I have one hatchling and one 4 year old desert tortoise. You would have to show me via pictures, how you plan to keep your desert tortoise and if I believe your habitat is safe and secure for a desert tortoise, then you would have to come to Clovis and pick it up.

The hatchling was one of 8, the rest of which have been adopted. I kept this one because he had a bubbly nose, which is now clear.

The 4 year old...I guess he's probably 5 or 6 now...was given to me but I haven't been able to get any weight on him, so I haven't been actively looking to place him. Since you're a vet, and could probably give him the special care he needs, I would consider adopting him to you. He can go outside (when the weather warms up), but the hatchling is too small.

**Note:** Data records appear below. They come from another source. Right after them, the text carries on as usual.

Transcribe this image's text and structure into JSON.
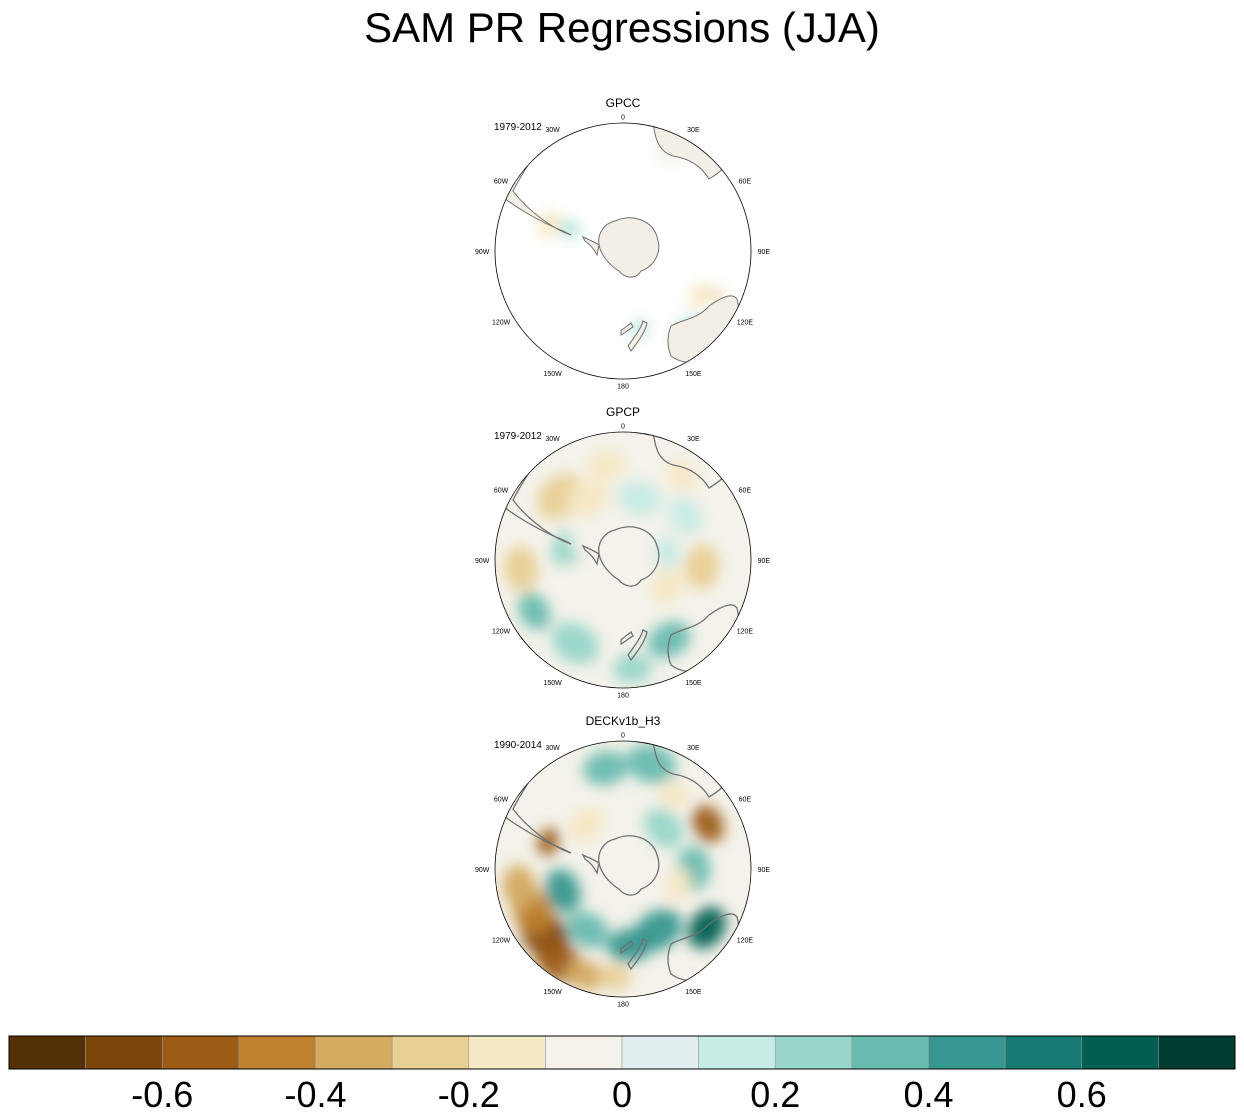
{
  "title": "SAM PR Regressions (JJA)",
  "colors": {
    "land": "#f3efe6",
    "coast": "#707070",
    "frame": "#000000",
    "ocean_blank": "#ffffff"
  },
  "chart_data": [
    {
      "type": "heatmap",
      "projection": "south-polar-stereographic",
      "dataset": "GPCC",
      "period": "1979-2012",
      "coverage": "land-only",
      "longitude_labels": [
        "0",
        "30E",
        "60E",
        "90E",
        "120E",
        "150E",
        "180",
        "150W",
        "120W",
        "90W",
        "60W",
        "30W"
      ],
      "features": [
        {
          "lon": -70,
          "r": 0.62,
          "value": -0.2,
          "size": 0.05
        },
        {
          "lon": -68,
          "r": 0.48,
          "value": 0.2,
          "size": 0.03
        },
        {
          "lon": -66,
          "r": 0.4,
          "value": 0.1,
          "size": 0.03
        },
        {
          "lon": 25,
          "r": 0.86,
          "value": -0.1,
          "size": 0.06
        },
        {
          "lon": 120,
          "r": 0.7,
          "value": -0.2,
          "size": 0.05
        },
        {
          "lon": 140,
          "r": 0.82,
          "value": 0.1,
          "size": 0.07
        },
        {
          "lon": 168,
          "r": 0.62,
          "value": 0.2,
          "size": 0.03
        },
        {
          "lon": 115,
          "r": 0.82,
          "value": -0.4,
          "size": 0.02
        }
      ]
    },
    {
      "type": "heatmap",
      "projection": "south-polar-stereographic",
      "dataset": "GPCP",
      "period": "1979-2012",
      "coverage": "global",
      "longitude_labels": [
        "0",
        "30E",
        "60E",
        "90E",
        "120E",
        "150E",
        "180",
        "150W",
        "120W",
        "90W",
        "60W",
        "30W"
      ],
      "features": [
        {
          "lon": -45,
          "r": 0.7,
          "value": -0.3,
          "size": 0.09
        },
        {
          "lon": -30,
          "r": 0.55,
          "value": -0.2,
          "size": 0.08
        },
        {
          "lon": -10,
          "r": 0.75,
          "value": -0.15,
          "size": 0.07
        },
        {
          "lon": 15,
          "r": 0.5,
          "value": 0.1,
          "size": 0.08
        },
        {
          "lon": 55,
          "r": 0.6,
          "value": 0.1,
          "size": 0.07
        },
        {
          "lon": 95,
          "r": 0.62,
          "value": -0.3,
          "size": 0.08
        },
        {
          "lon": 120,
          "r": 0.4,
          "value": -0.15,
          "size": 0.07
        },
        {
          "lon": 150,
          "r": 0.72,
          "value": 0.3,
          "size": 0.08
        },
        {
          "lon": 175,
          "r": 0.85,
          "value": 0.2,
          "size": 0.07
        },
        {
          "lon": -150,
          "r": 0.75,
          "value": 0.25,
          "size": 0.09
        },
        {
          "lon": -120,
          "r": 0.8,
          "value": 0.3,
          "size": 0.07
        },
        {
          "lon": -95,
          "r": 0.8,
          "value": -0.3,
          "size": 0.08
        },
        {
          "lon": -80,
          "r": 0.45,
          "value": 0.25,
          "size": 0.07
        },
        {
          "lon": -60,
          "r": 0.35,
          "value": -0.1,
          "size": 0.06
        },
        {
          "lon": -110,
          "r": 0.45,
          "value": -0.1,
          "size": 0.06
        },
        {
          "lon": 80,
          "r": 0.35,
          "value": 0.15,
          "size": 0.06
        },
        {
          "lon": 35,
          "r": 0.8,
          "value": -0.15,
          "size": 0.06
        }
      ]
    },
    {
      "type": "heatmap",
      "projection": "south-polar-stereographic",
      "dataset": "DECKv1b_H3",
      "period": "1990-2014",
      "coverage": "global",
      "longitude_labels": [
        "0",
        "30E",
        "60E",
        "90E",
        "120E",
        "150E",
        "180",
        "150W",
        "120W",
        "90W",
        "60W",
        "30W"
      ],
      "features": [
        {
          "lon": -130,
          "r": 0.8,
          "value": -0.7,
          "size": 0.1
        },
        {
          "lon": -145,
          "r": 0.88,
          "value": -0.6,
          "size": 0.09
        },
        {
          "lon": -115,
          "r": 0.78,
          "value": -0.5,
          "size": 0.09
        },
        {
          "lon": -100,
          "r": 0.82,
          "value": -0.4,
          "size": 0.08
        },
        {
          "lon": -160,
          "r": 0.88,
          "value": -0.4,
          "size": 0.07
        },
        {
          "lon": -70,
          "r": 0.62,
          "value": -0.6,
          "size": 0.05
        },
        {
          "lon": 62,
          "r": 0.75,
          "value": -0.6,
          "size": 0.07
        },
        {
          "lon": 15,
          "r": 0.85,
          "value": 0.35,
          "size": 0.09
        },
        {
          "lon": -10,
          "r": 0.8,
          "value": 0.3,
          "size": 0.08
        },
        {
          "lon": 125,
          "r": 0.8,
          "value": 0.6,
          "size": 0.08
        },
        {
          "lon": 150,
          "r": 0.55,
          "value": 0.4,
          "size": 0.09
        },
        {
          "lon": 175,
          "r": 0.6,
          "value": 0.45,
          "size": 0.08
        },
        {
          "lon": -150,
          "r": 0.55,
          "value": 0.3,
          "size": 0.08
        },
        {
          "lon": -110,
          "r": 0.5,
          "value": 0.45,
          "size": 0.08
        },
        {
          "lon": 90,
          "r": 0.55,
          "value": 0.3,
          "size": 0.08
        },
        {
          "lon": 45,
          "r": 0.45,
          "value": 0.25,
          "size": 0.08
        },
        {
          "lon": -40,
          "r": 0.45,
          "value": -0.15,
          "size": 0.07
        },
        {
          "lon": 105,
          "r": 0.45,
          "value": -0.2,
          "size": 0.06
        },
        {
          "lon": -175,
          "r": 0.85,
          "value": -0.3,
          "size": 0.06
        },
        {
          "lon": 35,
          "r": 0.7,
          "value": -0.2,
          "size": 0.06
        }
      ]
    }
  ],
  "colorbar": {
    "label_values": [
      -0.6,
      -0.4,
      -0.2,
      0,
      0.2,
      0.4,
      0.6
    ],
    "labels": [
      "-0.6",
      "-0.4",
      "-0.2",
      "0",
      "0.2",
      "0.4",
      "0.6"
    ],
    "bins": [
      -0.8,
      -0.7,
      -0.6,
      -0.5,
      -0.4,
      -0.3,
      -0.2,
      -0.1,
      0,
      0.1,
      0.2,
      0.3,
      0.4,
      0.5,
      0.6,
      0.7,
      0.8
    ],
    "colors": [
      "#543005",
      "#7c4509",
      "#9c5c15",
      "#bf812d",
      "#d4ab61",
      "#e8cf93",
      "#f5e8c5",
      "#f4f2ea",
      "#e2efee",
      "#c7ebe5",
      "#98d6ca",
      "#68bbaf",
      "#35978f",
      "#157a71",
      "#015f51",
      "#003c30"
    ]
  }
}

You can send me an email if you are interested.


----------



## terracolson (Feb 22, 2010)

Right on Yvonne


----------



## TORTOISEHOME (Feb 23, 2010)

vellutip said:


> Veterinarian looking to adopt a Desert Tortoise (juvenile to adult) in the Sacramento area. I have an outdoor enclosure ready and lots of yummy plants growing.
> 
> I grew up with a desert tortoise in S. California, but haven't been able to find any adoption groups up here....
> 
> ...



Hi Peter, 

Contact Felice Rood with the Sacramento Turtle and Tortoise Club. You can do a search for the club and you should be able to find her website. She comes across ones needing a home all the time. If you have no luck, contact me in the spring. We always have some looking for homes. Typically we get hatchlings to sub adults no larger than 8" . 

My email is [email protected] . I am in San Jose.


----------



## terracolson (Feb 23, 2010)

MONGO said:


> vellutip said:
> 
> 
> > Veterinarian looking to adopt a Desert Tortoise (juvenile to adult) in the Sacramento area. I have an outdoor enclosure ready and lots of yummy plants growing.
> ...



I posted her website in my earlier link


----------